In David Rubens eighth exclusive article for Infologue.com, he discusses self organising social networks. David writes; “I have been thinking a lot about snow recently. Not just because of the normal seasonal reasons associated with jolly Santa Clause and red-nosed reindeers, but mainly because I have spent the last ten days in Ukraine, where the temperature is around the minus fifteen degrees mark (though it will get to minus twenty five in a couple of months), and much of the country is suffering from a major snows-storm. I am in KamnetsPodilsky, a place full of history that has been ruled and conquered at various times by the Poles, Cossacks, Bulgars, Mongols, Ottomonsand pretty well everyone else who fancied themselves as a regional power. However, at the moment it is under a meter of snow, it is cut off from the rest of the country, and yet life carries on pretty much as normal. You can imagine the reaction when I describe how 2cms of snow in the UK pretty well brings the country to a halt, with airports and schools closed, and official government advice for people to stay in their homes except for the most pressing of journeys.
“Changing weather patterns are a good example of where it seems that what we used to think of as ’rare events’ are in fact becoming increasingly common, and are moving from the corner of the risk management matrix marked ‘low likelihood / high impact’ to what is actually ‘high likelihood / high impact’. Whether it is snow causing major disruption across the UK, including international air travel, or serious flooding in places where new developments were assessed as having a risk of flooding ‘once in a thousand years’, we are still labeling as rare events situations which are increasingly becoming part of the normal fabric of our society.
“Which brought me on to the topic of how well we are prepared to deal with genuine crises. It is clear over the last few days that the local government in KamnetsPodilski has little interest in doing anything about the snow, or even considering it something that they should be responsible for. What does happen is that everyone makes sure that their patch of pavement is clear, students come out and clear roads (and make wonderful snow sculptures at the same time), and everyone basically gets on with it. It is a clear example of a Self-Organising Social Network in progress. Self- Organising is described in Wikipedia as ‘Self-organization is a process where some form of global order or coordination arises out of the local interactions between the components of an initially disordered system. This process is spontaneous: it is not directed or controlled by any agent or subsystem inside or outside of the system’. It is similar to Emerging Multi-Organization Networks (EMON’s) self-organizing in crisis such as Hurricane Katrina or 9/11, where different agencies came together to create innovative solutions to emerging problems, without any clear hierarchical command-and-control structure directing them.
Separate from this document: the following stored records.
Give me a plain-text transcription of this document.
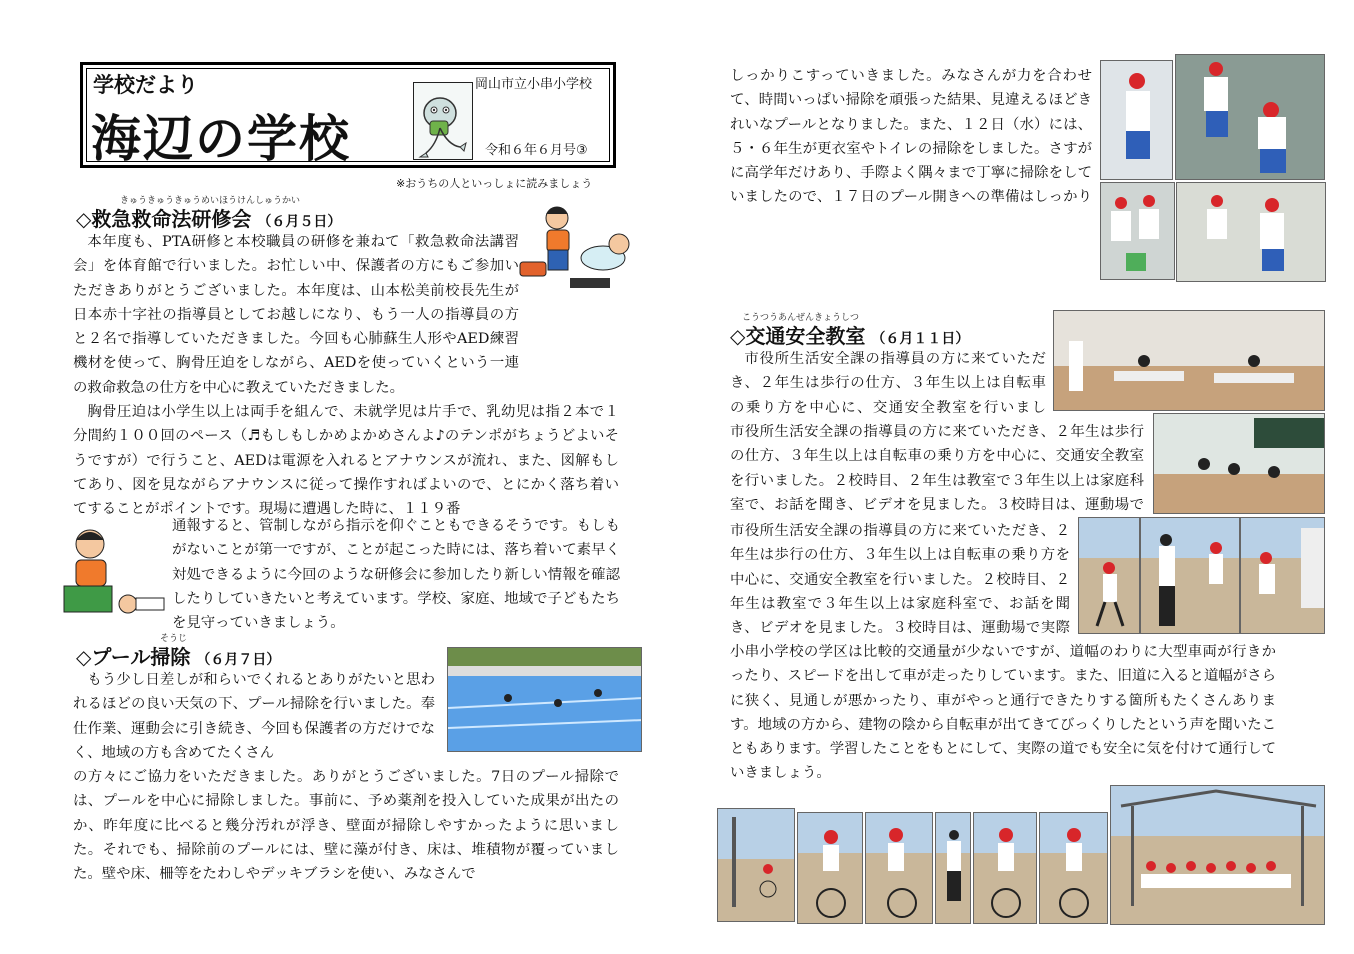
学校だより
海辺の学校
岡山市立小串小学校
令和６年６月号③
※おうちの人といっしょに読みましょう
きゅうきゅうきゅうめいほうけんしゅうかい
◇救急救命法研修会 （６月５日）

本年度も、PTA研修と本校職員の研修を兼ねて「救急救命法講習会」を体育館で行いました。お忙しい中、保護者の方にもご参加いただきありがとうございました。本年度は、山本松美前校長先生が日本赤十字社の指導員としてお越しになり、もう一人の指導員の方と２名で指導していただきました。今回も心肺蘇生人形やAED練習機材を使って、胸骨圧迫をしながら、AEDを使っていくという一連の救命救急の仕方を中心に教えていただきました。

胸骨圧迫は小学生以上は両手を組んで、未就学児は片手で、乳幼児は指２本で１分間約１００回のペース（♬もしもしかめよかめさんよ♪のテンポがちょうどよいそうですが）で行うこと、AEDは電源を入れるとアナウンスが流れ、また、図解もしてあり、図を見ながらアナウンスに従って操作すればよいので、とにかく落ち着いてすることがポイントです。現場に遭遇した時に、１１９番

通報すると、管制しながら指示を仰ぐこともできるそうです。もしもがないことが第一ですが、ことが起こった時には、落ち着いて素早く対処できるように今回のような研修会に参加したり新しい情報を確認したりしていきたいと考えています。学校、家庭、地域で子どもたちを見守っていきましょう。

そうじ
◇プール掃除 （６月７日）

もう少し日差しが和らいでくれるとありがたいと思われるほどの良い天気の下、プール掃除を行いました。奉仕作業、運動会に引き続き、今回も保護者の方だけでなく、地域の方も含めてたくさん

の方々にご協力をいただきました。ありがとうございました。7日のプール掃除では、プールを中心に掃除しました。事前に、予め薬剤を投入していた成果が出たのか、昨年度に比べると幾分汚れが浮き、壁面が掃除しやすかったように思いました。それでも、掃除前のプールには、壁に藻が付き、床は、堆積物が覆っていました。壁や床、柵等をたわしやデッキブラシを使い、みなさんで

しっかりこすっていきました。みなさんが力を合わせて、時間いっぱい掃除を頑張った結果、見違えるほどきれいなプールとなりました。また、１２日（水）には、５・６年生が更衣室やトイレの掃除をしました。さすがに高学年だけあり、手際よく隅々まで丁寧に掃除をしていましたので、１７日のプール開きへの準備はしっかり

こうつうあんぜんきょうしつ
◇交通安全教室 （６月１１日）

市役所生活安全課の指導員の方に来ていただき、２年生は歩行の仕方、３年生以上は自転車の乗り方を中心に、交通安全教室を行いまし

市役所生活安全課の指導員の方に来ていただき、２年生は歩行の仕方、３年生以上は自転車の乗り方を中心に、交通安全教室を行いました。２校時目、２年生は教室で３年生以上は家庭科室で、お話を聞き、ビデオを見ました。３校時目は、運動場で

市役所生活安全課の指導員の方に来ていただき、２年生は歩行の仕方、３年生以上は自転車の乗り方を中心に、交通安全教室を行いました。２校時目、２年生は教室で３年生以上は家庭科室で、お話を聞き、ビデオを見ました。３校時目は、運動場で実際

小串小学校の学区は比較的交通量が少ないですが、道幅のわりに大型車両が行きかったり、スピードを出して車が走ったりしています。また、旧道に入ると道幅がさらに狭く、見通しが悪かったり、車がやっと通行できたりする箇所もたくさんあります。地域の方から、建物の陰から自転車が出てきてびっくりしたという声を聞いたこともあります。学習したことをもとにして、実際の道でも安全に気を付けて通行していきましょう。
“One of things that seems to have been clear to me in KamnetsPodilski is that there is a collective memory and understanding of crises, and what needs to be done to at least give everyone the best possible chance of getting through them. The memories of the Second World War, life under Soviet rule, famines, mass national expulsions and transportation to the Siberian gulags, as well as the historical legacy of earlier experiences as a city that was the center of a constant battle between different political, military and social structures has given them a toughness and robustness that we have lost in the West. As a Russian businessman said to me in Moscow recently, ‘What you call a crisis in UK, we can only dream of!’.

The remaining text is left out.